When Jason and I met, we both were pretty independent people. He had a roommate and I had just moved in with my little sister after living on my own for four or so years. I was happy to date a guy who knew how to feed himself, pay his own bills and do laundry. In some ways, I felt like I had won the boyfriend lotto!
J and I moved in together a few months after we got engaged and had a lot of wedding planning to do. I was also still in school, so had plenty of distractions. Now that the honeymoon is literally over, where do two “slightly” stubborn people who know how to take care of themselves go from here?

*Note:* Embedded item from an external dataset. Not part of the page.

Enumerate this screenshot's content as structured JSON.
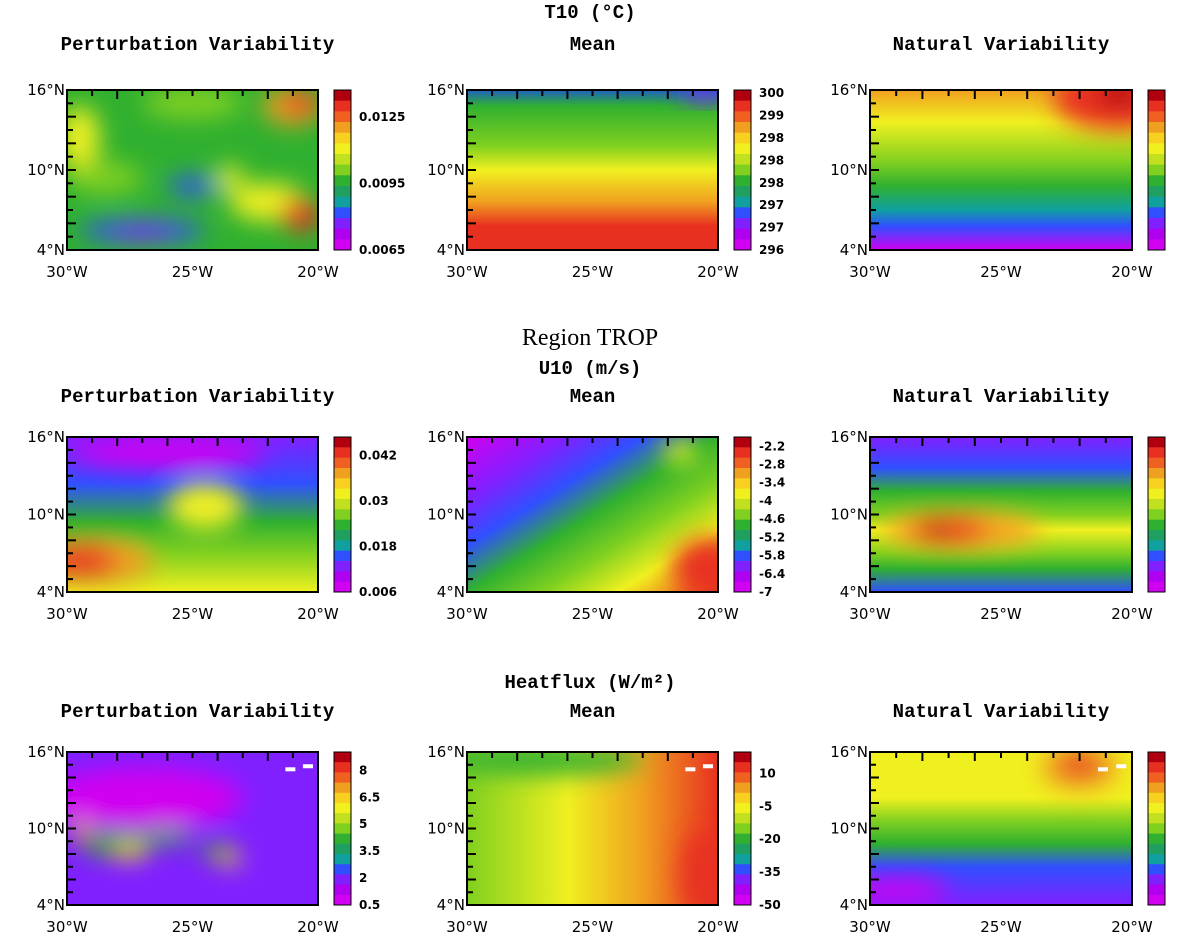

I am really wanting us to combine our paychecks/bank accounts and make more decisions together as a married couple. Nowadays obviously, most couples have already lived on their own and know how to take care of themselves and their own life, so does it really matter? But while I feel like we have to merge everything, Jason has the mentality, if it ain’t broke, don’t fix it…
I know every couple is different but for me, I feel like combining our finances will make both of us more accountable with our spending (I may have a slight addiction to all things coffee and Coach) and also help us to set more financial goals together.
So to all you married folk out there, what did you do once you said, “I do”?